How to compute the Sum512 of a stream of data without fixed known length
Hello,
I’m curious to know if it’s possible to compute the hash of a data stream without knowing its length in advance, and to do this without storing the entire data in RAM. Ideally, the hash should be updated incrementally.
As a beginner, this might seem like a simple question. I understand that to compute the hash, the data needs to be divided into chunks of 1024 bytes.
To put it in simpler terms, I want to write a Hash class that has a method void HashByte(*byte).
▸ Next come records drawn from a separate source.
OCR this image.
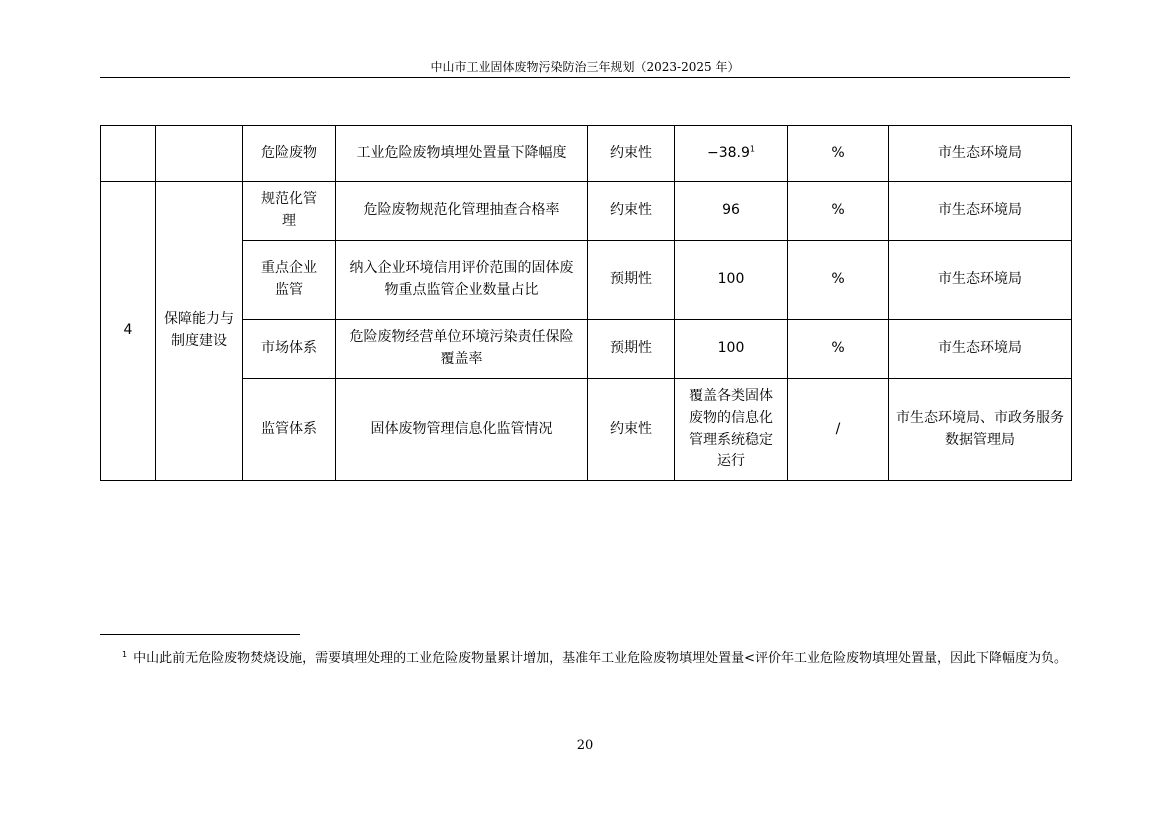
中山市工业固体废物污染防治三年规划（2023-2025 年）
		危险废物	工业危险废物填埋处置量下降幅度	约束性	$-38.9^1$	%	市生态环境局
4	保障能力与制度建设	规范化管理	危险废物规范化管理抽查合格率	约束性	96	%	市生态环境局
		重点企业监管	纳入企业环境信用评价范围的固体废物重点监管企业数量占比	预期性	100	%	市生态环境局
		市场体系	危险废物经营单位环境污染责任保险覆盖率	预期性	100	%	市生态环境局
		监管体系	固体废物管理信息化监管情况	约束性	覆盖各类固体废物的信息化管理系统稳定运行	/	市生态环境局、市政务服务数据管理局
$^1$ 中山此前无危险废物焚烧设施，需要填埋处理的工业危险废物量累计增加，基准年工业危险废物填埋处置量<评价年工业危险废物填埋处置量，因此下降幅度为负。
20
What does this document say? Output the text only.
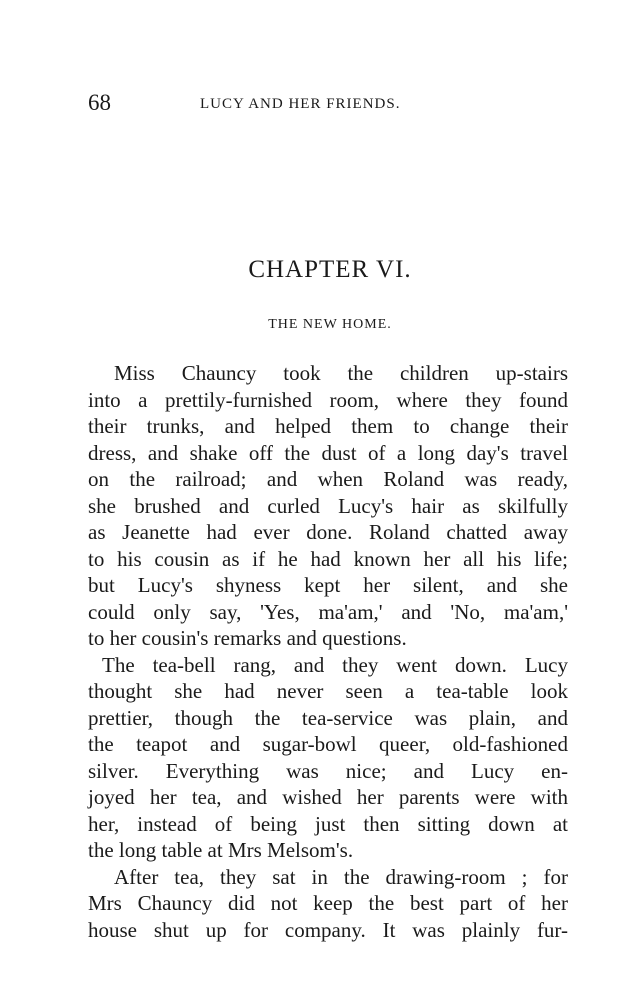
68	LUCY AND HER FRIENDS.
CHAPTER VI.
THE NEW HOME.
Miss Chauncy took the children up-stairs
into a prettily-furnished room, where they found
their trunks, and helped them to change their
dress, and shake off the dust of a long day's travel
on the railroad; and when Roland was ready,
she brushed and curled Lucy's hair as skilfully
as Jeanette had ever done. Roland chatted away
to his cousin as if he had known her all his life;
but Lucy's shyness kept her silent, and she
could only say, 'Yes, ma'am,' and 'No, ma'am,'
to her cousin's remarks and questions.
The tea-bell rang, and they went down. Lucy
thought she had never seen a tea-table look
prettier, though the tea-service was plain, and
the teapot and sugar-bowl queer, old-fashioned
silver. Everything was nice; and Lucy en-
joyed her tea, and wished her parents were with
her, instead of being just then sitting down at
the long table at Mrs Melsom's.
After tea, they sat in the drawing-room ; for
Mrs Chauncy did not keep the best part of her
house shut up for company. It was plainly fur-
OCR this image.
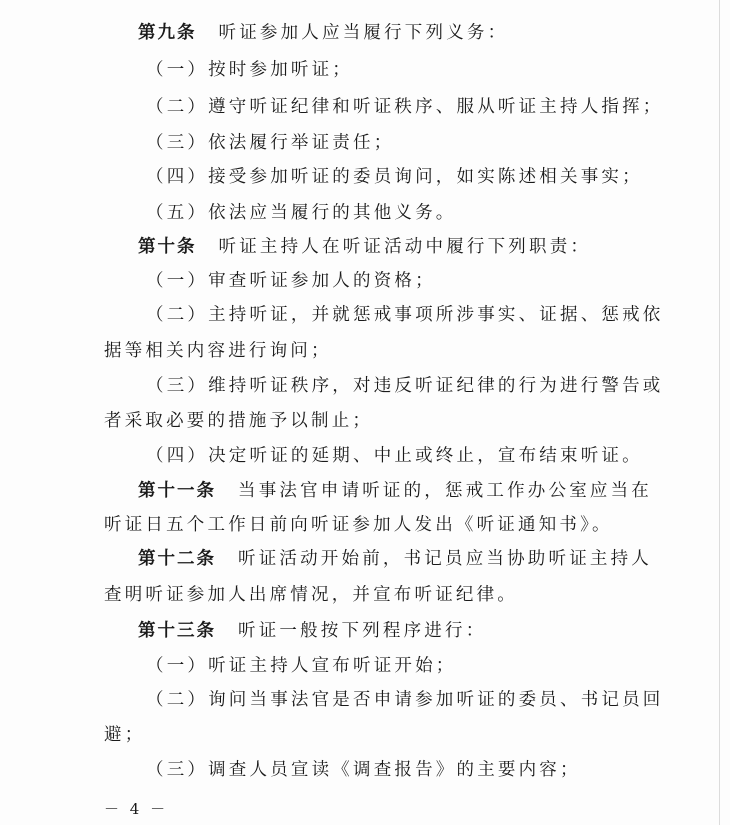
第九条 听证参加人应当履行下列义务：
（一）按时参加听证；
（二）遵守听证纪律和听证秩序、服从听证主持人指挥；
（三）依法履行举证责任；
（四）接受参加听证的委员询问，如实陈述相关事实；
（五）依法应当履行的其他义务。
第十条 听证主持人在听证活动中履行下列职责：
（一）审查听证参加人的资格；
（二）主持听证，并就惩戒事项所涉事实、证据、惩戒依
据等相关内容进行询问；
（三）维持听证秩序，对违反听证纪律的行为进行警告或
者采取必要的措施予以制止；
（四）决定听证的延期、中止或终止，宣布结束听证。
第十一条 当事法官申请听证的，惩戒工作办公室应当在
听证日五个工作日前向听证参加人发出《听证通知书》。
第十二条 听证活动开始前，书记员应当协助听证主持人
查明听证参加人出席情况，并宣布听证纪律。
第十三条 听证一般按下列程序进行：
（一）听证主持人宣布听证开始；
（二）询问当事法官是否申请参加听证的委员、书记员回
避；
（三）调查人员宣读《调查报告》的主要内容；
－ 4 －
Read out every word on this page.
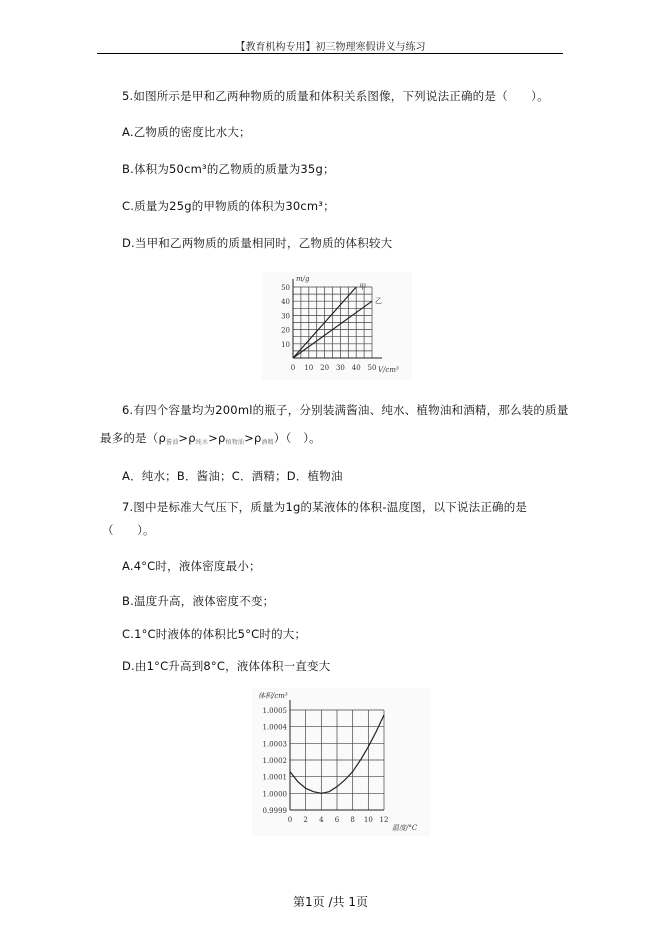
【教育机构专用】初三物理寒假讲义与练习
5.如图所示是甲和乙两种物质的质量和体积关系图像，下列说法正确的是（　　）。
A.乙物质的密度比水大；
B.体积为50cm³的乙物质的质量为35g；
C.质量为25g的甲物质的体积为30cm³；
D.当甲和乙两物质的质量相同时，乙物质的体积较大
0 10 20 30 40 50
10
20
30
40
50
V/cm³
m/g
甲
乙
6.有四个容量均为200ml的瓶子，分别装满酱油、纯水、植物油和酒精，那么装的质量
最多的是$(\rho_{酱油}>\rho_{纯水}>\rho_{植物油}>\rho_{酒精})$（　）。
A．纯水；B．酱油；C．酒精；D．植物油
7.图中是标准大气压下，质量为1g的某液体的体积-温度图，以下说法正确的是
（　　）。
A.4°C时，液体密度最小；
B.温度升高，液体密度不变；
C.1°C时液体的体积比5°C时的大；
D.由1°C升高到8°C，液体体积一直变大
0 2 4 6 8 10 12
0.9999
1.0000
1.0001
1.0002
1.0003
1.0004
1.0005
温度/°C
体积/cm³
第1页 /共 1页
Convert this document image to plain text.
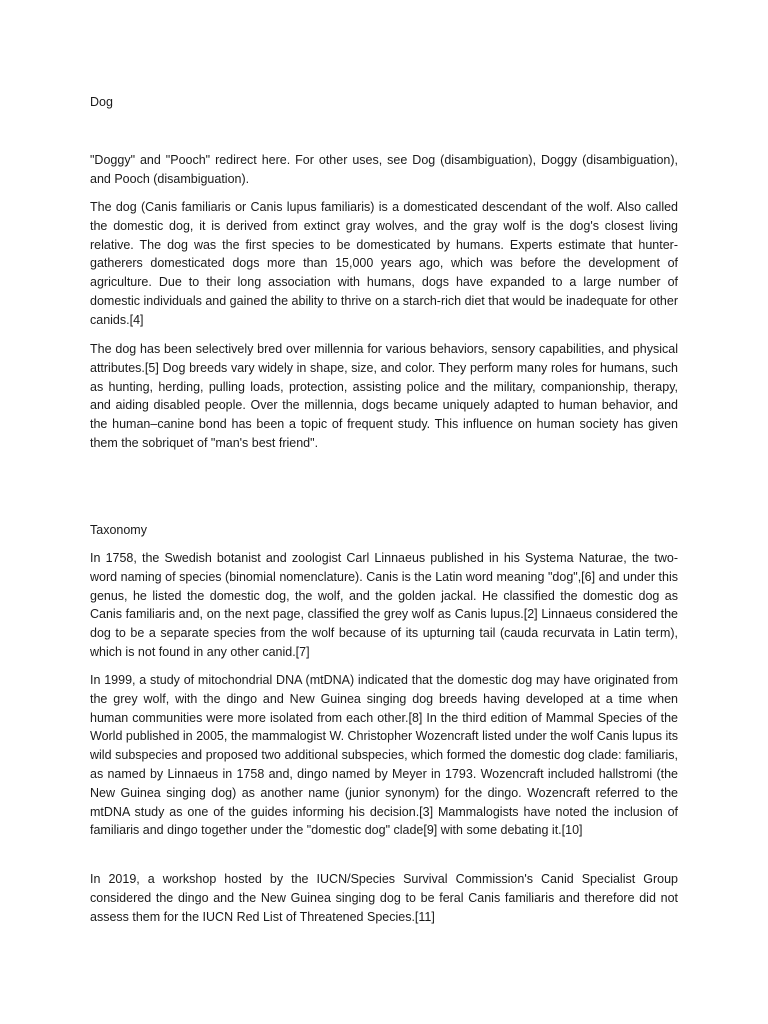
Dog

"Doggy" and "Pooch" redirect here. For other uses, see Dog (disambiguation), Doggy (disambiguation), and Pooch (disambiguation).

The dog (Canis familiaris or Canis lupus familiaris) is a domesticated descendant of the wolf. Also called the domestic dog, it is derived from extinct gray wolves, and the gray wolf is the dog's closest living relative. The dog was the first species to be domesticated by humans. Experts estimate that hunter-gatherers domesticated dogs more than 15,000 years ago, which was before the development of agriculture. Due to their long association with humans, dogs have expanded to a large number of domestic individuals and gained the ability to thrive on a starch-rich diet that would be inadequate for other canids.[4]

The dog has been selectively bred over millennia for various behaviors, sensory capabilities, and physical attributes.[5] Dog breeds vary widely in shape, size, and color. They perform many roles for humans, such as hunting, herding, pulling loads, protection, assisting police and the military, companionship, therapy, and aiding disabled people. Over the millennia, dogs became uniquely adapted to human behavior, and the human–canine bond has been a topic of frequent study. This influence on human society has given them the sobriquet of "man's best friend".

Taxonomy

In 1758, the Swedish botanist and zoologist Carl Linnaeus published in his Systema Naturae, the two-word naming of species (binomial nomenclature). Canis is the Latin word meaning "dog",[6] and under this genus, he listed the domestic dog, the wolf, and the golden jackal. He classified the domestic dog as Canis familiaris and, on the next page, classified the grey wolf as Canis lupus.[2] Linnaeus considered the dog to be a separate species from the wolf because of its upturning tail (cauda recurvata in Latin term), which is not found in any other canid.[7]

In 1999, a study of mitochondrial DNA (mtDNA) indicated that the domestic dog may have originated from the grey wolf, with the dingo and New Guinea singing dog breeds having developed at a time when human communities were more isolated from each other.[8] In the third edition of Mammal Species of the World published in 2005, the mammalogist W. Christopher Wozencraft listed under the wolf Canis lupus its wild subspecies and proposed two additional subspecies, which formed the domestic dog clade: familiaris, as named by Linnaeus in 1758 and, dingo named by Meyer in 1793. Wozencraft included hallstromi (the New Guinea singing dog) as another name (junior synonym) for the dingo. Wozencraft referred to the mtDNA study as one of the guides informing his decision.[3] Mammalogists have noted the inclusion of familiaris and dingo together under the "domestic dog" clade[9] with some debating it.[10]

In 2019, a workshop hosted by the IUCN/Species Survival Commission's Canid Specialist Group considered the dingo and the New Guinea singing dog to be feral Canis familiaris and therefore did not assess them for the IUCN Red List of Threatened Species.[11]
This method would take an arbitrary number of bytes as input and maintain a “partial hash” in memory, which is updated incrementally every time N bytes arrive from the stream.
Another method, byte[64] Close(void), would return the 512-bit hash as an array of 64 bytes, representing the entire received stream.
for example:
hash = New Hash()
hash.HashBytes(byte[] "This is the first array of byte.")
hash.HashBytes(byte[] " <A VERY LONG STRING>.") // Here can be added even few MiB of data
hash.HashBytes(byte[] "") //Nothing is added
hash.HashBytes(byte[] " This is the second")
hash.HashBytes(byte[] ".") // Just 1 byte is added
byte[64] result0 = hash.close()
byte[64] result1 = Sum512(byte[] "This is the first array of byte. <A VERY LONG STRING>. This is the second.")
result0 should be equal to result1
Is it possible and how can I do?
Many thanks
sure, here's how to do that in Go:
h := blake3.New(64, nil) // 512-bit output, no key
h.Write([]byte("This is the first array of byte."))
h.Write([]byte("<A VERY LONG STRING>"))
result := h.Sum(nil)
In Go, we typically use the io.Reader and io.Writer interfaces when working with lots of data. For example, if your data is stored in a file, you could do this:
f, _ := os.Open("path/to/file")
h := blake3.New(64, nil)
h.Write([]byte("This is the first array of byte."))
io.Copy(h, f) // stream the file contents into the hash
result := h.Sum(nil)
This works because io.Copy streams data from an io.Reader (in this case, f, the file) to an io.Writer (in this case, h, the hash).
Hope this helps!